Научная статья на тему '«Борис» у Дмитрия Крымова. Поэтическая метафора и историческое мышление'

«Борис» у Дмитрия Крымова. Поэтическая метафора и историческое мышление Текст научной статьи по специальности «Искусствоведение»

CC BY
96
26
i Надоели баннеры? Вы всегда можете отключить рекламу.
Журнал
Вопросы театра
ВАК
Область наук
Ключевые слова
Д. Крымов / «Борис» / интерпретация / структура спектакля / поэтика режиссуры / рецепция / зритель / Dmitry Krymov / Boris / interpretation / structure of the production / stage direction poetics / perception / spectator

Аннотация научной статьи по искусствоведению, автор научной работы — Гудкова Виолетта Владимировна

Статья посвящена анализу спектакля Дмитрия Крымова «Борис», его связи с наследием режиссеров, стоявших у истоков поэтического, метафорического театра (А. Эфроса, Ю. Любимова и др.). Театральная структура спектакля по мотивам пушкинского «Бориса Годунова», семантика сцены и инженерия режиссуры Д. Крымова рассмотрены в контексте его работ последнего десятилетия. Одной из ключевых тем творчества режиссера названа тема истории и ее преломление в рецепции театрального зала.
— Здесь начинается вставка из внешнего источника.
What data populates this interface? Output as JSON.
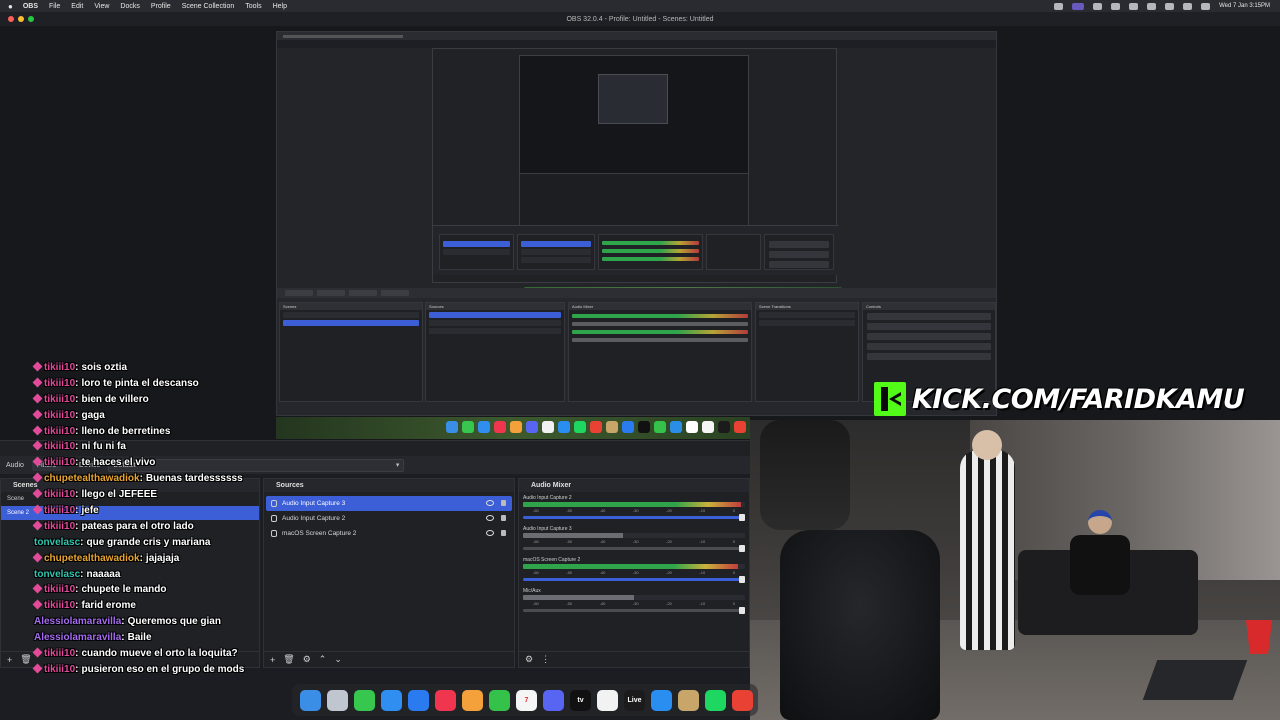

Взаимодействие художественных образов и лейтмотивов сценического нарратива с социальным и душевным опытом современника представляется важным направлением поисков Д. Крымова.

i Надоели баннеры? Вы всегда можете отключить рекламу.
iНе можете найти то, что вам нужно? Попробуйте сервис подбора литературы.
i Надоели баннеры? Вы всегда можете отключить рекламу.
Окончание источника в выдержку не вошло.